You must not commit another offence punishable by imprisonment
within a period of two years.  No doubt your Counsel will
explain to you fully the consequences of your doing so but you
may well end up serving the balance of the period or a
substantial part of the period nominated if you commit another
offence in that time.

...

HIS HONOUR:  The applicants have succeeded in obtaining orders
against the respondent as a result of a series of acts of
contempt of orders obtained by them over a period commencing
on 16 April 2010 and, in fact, continuing up until now.  They
seek their costs of their applications on an indemnity basis.
It is submitted on behalf of the respondent that their
motivations are by no means limited to upholding the authority
of the Court or matters of public interest.  Other submissions
adverse to them are set out in the written submissions made on
behalf of the respondent.

It seems to me that the proceedings commenced at a time when
the respondent had commenced to breach the order made on
7 April 2010 and clearly with a view to ensuring future
compliance.  Warning was given to the respondent coupled with
a threat to commence proceedings if he did not desist.  He
continued his conduct in the face of that warning, and
proceedings were commenced.  As time went by it was apparent,
notwithstanding findings made against him, that he was
continuing with his conduct, and allegations about that were
added to the allegations initially raised against him.  While
as things have turned out, coercion has ceased to be a
matter of primary concern in these proceedings, it may
perhaps fairly be said that is only as a result of the
respondent's consent given today to an order enabling the
removal of his cattle from the properties mentioned in the
order dated 11 June 2010.  In any event, there is a
significant public interest in upholding the authority of the
Court.

That was recognised by Gillard J in Law Institute of Victoria
Limited v Nagle [2005] VSC 47 at [26]. It was also recognised
by Chesterman J, as his Honour then was, in Evenco Pty Ltd v.
Amalgamated Society of Carpenters, Joiners, Bricklayers and
Plasterers of Australasia Union of Employees, Queensland (1999) QSC 77 at [4]-[6]. It has at times been recognised that an order for indemnity costs is also part of the punishment appropriately imposed on a person who acts in breach of orders of a Court.
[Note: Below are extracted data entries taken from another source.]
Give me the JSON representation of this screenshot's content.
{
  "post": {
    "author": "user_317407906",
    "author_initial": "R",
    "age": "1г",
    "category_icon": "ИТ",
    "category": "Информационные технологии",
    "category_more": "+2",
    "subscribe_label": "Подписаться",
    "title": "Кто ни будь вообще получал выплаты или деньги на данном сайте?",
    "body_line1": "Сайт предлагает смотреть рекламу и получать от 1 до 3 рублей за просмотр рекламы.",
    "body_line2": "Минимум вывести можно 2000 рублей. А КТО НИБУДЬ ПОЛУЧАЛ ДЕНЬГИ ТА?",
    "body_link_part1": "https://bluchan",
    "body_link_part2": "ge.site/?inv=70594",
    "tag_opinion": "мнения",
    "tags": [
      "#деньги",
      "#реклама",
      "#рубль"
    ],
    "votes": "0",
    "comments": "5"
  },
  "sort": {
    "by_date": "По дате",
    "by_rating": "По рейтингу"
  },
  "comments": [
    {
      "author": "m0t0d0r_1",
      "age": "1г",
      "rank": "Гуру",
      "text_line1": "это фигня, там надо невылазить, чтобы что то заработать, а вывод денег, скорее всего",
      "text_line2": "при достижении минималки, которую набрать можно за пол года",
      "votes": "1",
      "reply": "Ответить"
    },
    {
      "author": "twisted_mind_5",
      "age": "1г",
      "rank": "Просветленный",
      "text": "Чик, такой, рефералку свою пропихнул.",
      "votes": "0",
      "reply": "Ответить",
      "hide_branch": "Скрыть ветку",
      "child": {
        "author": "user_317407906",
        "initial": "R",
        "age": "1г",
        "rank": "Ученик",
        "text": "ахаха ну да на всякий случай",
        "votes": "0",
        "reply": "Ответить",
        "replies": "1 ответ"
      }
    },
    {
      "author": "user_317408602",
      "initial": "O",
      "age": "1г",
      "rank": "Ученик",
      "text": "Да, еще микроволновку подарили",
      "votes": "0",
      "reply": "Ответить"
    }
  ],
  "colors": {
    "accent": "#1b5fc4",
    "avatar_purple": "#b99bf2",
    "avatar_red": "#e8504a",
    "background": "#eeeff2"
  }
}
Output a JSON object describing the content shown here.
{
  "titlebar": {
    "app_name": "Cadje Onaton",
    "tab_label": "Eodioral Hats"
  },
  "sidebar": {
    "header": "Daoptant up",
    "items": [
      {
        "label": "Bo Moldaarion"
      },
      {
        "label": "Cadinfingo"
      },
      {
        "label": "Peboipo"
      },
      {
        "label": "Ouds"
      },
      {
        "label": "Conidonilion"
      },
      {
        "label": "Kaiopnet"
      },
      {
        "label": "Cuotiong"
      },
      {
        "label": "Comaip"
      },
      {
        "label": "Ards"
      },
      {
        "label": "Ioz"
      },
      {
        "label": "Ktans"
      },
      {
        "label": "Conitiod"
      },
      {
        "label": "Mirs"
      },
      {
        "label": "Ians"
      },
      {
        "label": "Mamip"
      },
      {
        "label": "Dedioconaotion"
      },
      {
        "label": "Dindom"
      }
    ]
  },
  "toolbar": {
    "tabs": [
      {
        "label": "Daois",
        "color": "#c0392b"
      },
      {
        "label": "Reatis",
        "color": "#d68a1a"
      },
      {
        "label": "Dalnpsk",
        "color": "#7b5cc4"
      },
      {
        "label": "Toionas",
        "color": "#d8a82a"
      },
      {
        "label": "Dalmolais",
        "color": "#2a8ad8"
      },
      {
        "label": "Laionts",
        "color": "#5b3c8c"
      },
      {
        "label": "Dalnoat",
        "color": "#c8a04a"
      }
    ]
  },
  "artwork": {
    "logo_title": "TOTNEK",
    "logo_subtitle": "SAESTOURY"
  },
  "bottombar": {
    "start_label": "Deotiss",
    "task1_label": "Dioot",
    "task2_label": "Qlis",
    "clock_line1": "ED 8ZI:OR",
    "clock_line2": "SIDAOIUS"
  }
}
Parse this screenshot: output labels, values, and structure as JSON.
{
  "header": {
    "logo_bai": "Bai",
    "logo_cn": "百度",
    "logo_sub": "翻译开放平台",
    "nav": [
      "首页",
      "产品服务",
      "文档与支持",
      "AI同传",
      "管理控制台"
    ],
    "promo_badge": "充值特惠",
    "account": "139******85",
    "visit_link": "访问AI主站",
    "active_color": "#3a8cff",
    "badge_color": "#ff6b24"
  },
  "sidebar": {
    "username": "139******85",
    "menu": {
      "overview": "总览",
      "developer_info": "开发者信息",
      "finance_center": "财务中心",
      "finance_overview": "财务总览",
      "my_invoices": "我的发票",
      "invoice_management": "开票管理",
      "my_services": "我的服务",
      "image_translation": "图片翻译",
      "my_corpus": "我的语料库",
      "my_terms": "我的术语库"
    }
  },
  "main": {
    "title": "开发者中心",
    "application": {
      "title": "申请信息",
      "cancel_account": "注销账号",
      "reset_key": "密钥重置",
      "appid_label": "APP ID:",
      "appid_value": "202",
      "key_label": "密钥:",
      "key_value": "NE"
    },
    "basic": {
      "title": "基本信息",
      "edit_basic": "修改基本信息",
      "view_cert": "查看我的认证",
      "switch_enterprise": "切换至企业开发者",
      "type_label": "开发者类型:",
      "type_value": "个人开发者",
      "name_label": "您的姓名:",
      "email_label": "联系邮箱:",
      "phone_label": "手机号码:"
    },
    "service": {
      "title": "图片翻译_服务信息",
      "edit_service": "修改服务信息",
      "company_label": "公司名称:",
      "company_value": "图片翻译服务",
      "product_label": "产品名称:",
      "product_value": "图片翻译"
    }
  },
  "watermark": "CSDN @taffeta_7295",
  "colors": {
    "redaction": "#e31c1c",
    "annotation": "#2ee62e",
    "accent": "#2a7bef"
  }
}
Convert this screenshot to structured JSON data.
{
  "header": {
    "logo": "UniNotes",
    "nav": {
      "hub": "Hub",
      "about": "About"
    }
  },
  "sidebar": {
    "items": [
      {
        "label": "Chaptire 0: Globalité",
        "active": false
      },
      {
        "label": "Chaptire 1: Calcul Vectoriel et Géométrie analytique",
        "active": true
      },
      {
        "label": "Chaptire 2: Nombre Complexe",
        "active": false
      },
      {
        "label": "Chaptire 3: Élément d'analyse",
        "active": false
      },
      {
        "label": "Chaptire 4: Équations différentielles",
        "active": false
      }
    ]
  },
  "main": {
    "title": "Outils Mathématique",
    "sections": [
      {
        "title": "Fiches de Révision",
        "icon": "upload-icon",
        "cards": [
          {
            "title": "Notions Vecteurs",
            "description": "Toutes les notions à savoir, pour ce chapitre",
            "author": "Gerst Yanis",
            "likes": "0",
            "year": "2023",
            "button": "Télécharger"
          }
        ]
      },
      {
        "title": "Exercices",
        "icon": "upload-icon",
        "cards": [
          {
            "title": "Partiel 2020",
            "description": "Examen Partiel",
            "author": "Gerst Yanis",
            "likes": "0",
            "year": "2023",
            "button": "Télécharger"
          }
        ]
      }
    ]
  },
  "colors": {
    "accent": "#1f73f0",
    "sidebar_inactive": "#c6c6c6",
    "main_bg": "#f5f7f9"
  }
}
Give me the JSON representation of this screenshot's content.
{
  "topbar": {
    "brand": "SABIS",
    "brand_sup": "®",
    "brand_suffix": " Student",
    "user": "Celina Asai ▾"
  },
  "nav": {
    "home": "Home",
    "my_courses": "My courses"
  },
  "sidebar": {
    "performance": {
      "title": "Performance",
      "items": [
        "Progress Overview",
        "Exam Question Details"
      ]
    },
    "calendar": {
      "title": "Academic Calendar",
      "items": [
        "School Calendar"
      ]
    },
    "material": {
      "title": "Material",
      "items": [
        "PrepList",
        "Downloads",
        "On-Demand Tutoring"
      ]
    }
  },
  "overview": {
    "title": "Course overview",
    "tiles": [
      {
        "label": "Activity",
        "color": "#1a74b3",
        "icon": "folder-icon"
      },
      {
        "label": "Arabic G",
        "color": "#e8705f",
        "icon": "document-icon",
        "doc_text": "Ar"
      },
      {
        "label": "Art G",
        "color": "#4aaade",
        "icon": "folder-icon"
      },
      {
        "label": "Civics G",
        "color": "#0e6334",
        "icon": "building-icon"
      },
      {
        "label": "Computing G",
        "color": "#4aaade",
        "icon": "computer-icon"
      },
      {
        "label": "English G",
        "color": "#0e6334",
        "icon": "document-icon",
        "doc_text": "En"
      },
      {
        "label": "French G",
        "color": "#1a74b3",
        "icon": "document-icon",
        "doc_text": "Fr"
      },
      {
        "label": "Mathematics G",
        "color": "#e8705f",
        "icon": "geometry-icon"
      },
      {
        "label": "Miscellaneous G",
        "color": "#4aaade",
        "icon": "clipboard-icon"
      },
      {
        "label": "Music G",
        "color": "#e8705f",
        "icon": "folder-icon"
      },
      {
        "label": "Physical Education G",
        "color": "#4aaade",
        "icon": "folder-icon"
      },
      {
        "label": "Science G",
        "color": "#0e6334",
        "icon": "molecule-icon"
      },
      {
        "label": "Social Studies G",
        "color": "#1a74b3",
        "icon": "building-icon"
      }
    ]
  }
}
In my view, this is an appropriate case in which to order the
respondent pay the applicant's costs of these three applications including reserved costs on an indemnity basis.
Their conduct in bringing these proceedings, in my view,
appropriately provides support for the authority of the Court
in making orders.  That is a matter of considerable public
interest.

The continued disregard by the respondent of those orders, a
disregard which has continued up to the present, demonstrates
an unreasonableness in his conduct which would also justify an
award of costs on an indemnity basis.

Accordingly, I order the respondent pay the applicants' costs
of and incidental to these proceedings on an indemnity basis.

...

HIS HONOUR:  The order extends to the payment of any reserved
costs in relation to those three applications.